After moving sharply lower early in the session, stocks have regained ground over the course of the trading day on Thursday. The major averages have climbed well off their worst levels of the day but remain in negative territory.
Currently, the major averages are posting moderate losses. The Dow is down 138.77 points or 0.5 percent at 30,890.54, the Nasdaq is down 69.80 points or 0.6 percent at 11,108.10 and the S&P 500 is down 12.31 points or 0.3 percent at 3,806.52.
The early sell-off on Wall Street came amid lingering concerns about the global economic outlook and the possibility of a recession.
Central bank chiefs have recently reaffirmed their resolve to bring down inflation despite threats to economic growth.
A report from the Commerce Department provided further evidence of an economic slowdown, showing personal spending increased by less than expected in the month of May.
The Commerce Department personal spending edged up by 0.2 percent in May after climbing by a downwardly revised 0.6 percent in April.

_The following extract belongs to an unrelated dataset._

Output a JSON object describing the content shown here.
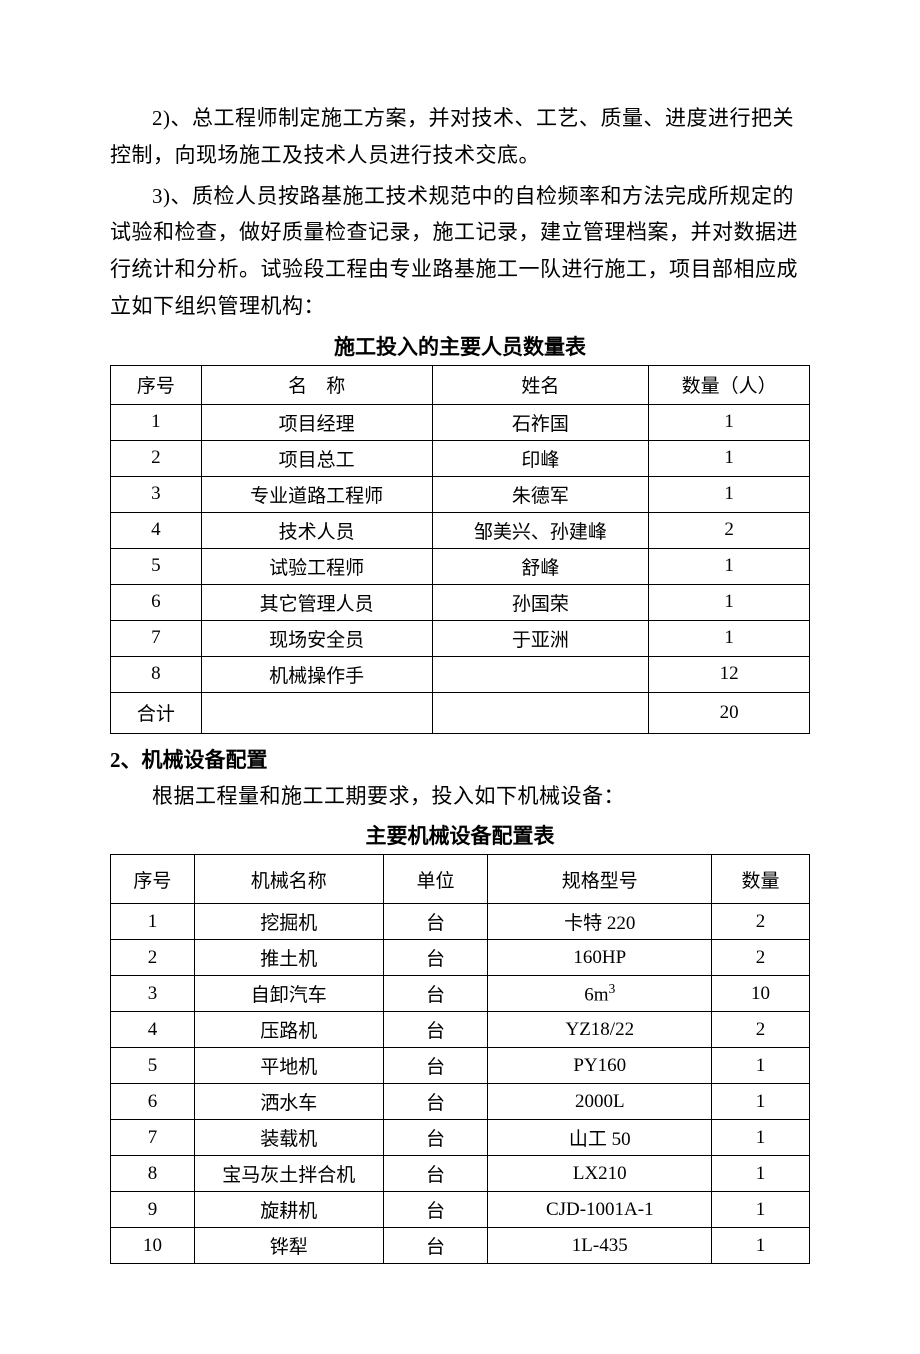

Economists had expected personal spending to increase by 0.5 percent compared to the 0.9 percent advance originally reported for the previous month.
Real personal spending, which excludes price changes, fell by 0.4 percent in May after rising by 0.3 percent in April.
“The larger than expected 0.4% fall in real consumption in May, together with downward revisions to gains in previous months, means we now expect consumption to rise by just 0.8% annualized in the second quarter, down sharply from our previous estimate of close to 3.0%,” said Michael Pearce, Senior U.S. Economist at Capital Economics.
He added, “As a result, second quarter GDP growth is now on track to be closer to 1.0% annualized, down from our previous estimate of 2.7%, and we expect growth to remain below trend over the second half of the year too.”
While the report also showed a slowdown in the annual rate of core consumer price growth, Pearce said the data does not present the “clear and compelling” evidence the Federal Reserve needs to shift to less aggressive rate hikes.
Selling pressure has waned over the course of the session, however, with some traders using the early weakness as an opportunity to pick up stocks at reduced levels.
Despite the recovery attempt by the broader markets, gold stocks continue to see substantial weakness in afternoon trading. The NYSE Arca Gold Bugs Index is down by 3.4 percent after hitting its lowest intraday level in over two years.
The weakness in the gold sector comes amid a relatively modest decrease by the price of the precious metal, with gold for August delivery falling $7.70 to $1,809.80 an ounce.
Steel stocks have climbed off their worst levels of the day but also remain firmly negative, resulting in a 1.8 percent slump by the NYSE Arca Steel Index.
Tobacco, banking and airline stocks also continue to see notable weakness, while interest rate-sensitive utilities, housing and commercial real estate stocks have moved to the upside.
In overseas trading, stock markets across the Asia-Pacific region turned in a mixed performance during trading on Thursday. Japan’s Nikkei 225 Index slumped by 1.5 percent, while China’s Shanghai Composite Index jumped by 1.1 percent.
Meanwhile, the major European markets all moved sharply lower on the day. While the U.K.’s FTSE 100 Index plunged by 2 percent, the French CAC 40 Index and the German DAX Index tumbled by 1.8 percent and 1.7 percent, respectively.
In the bond market, treasuries are extending the strong upward move seen in the previous session. As a result, the yield on the benchmark ten-year note, which moves opposite of its price, is down by 11.3 basis points at 2.980 percent.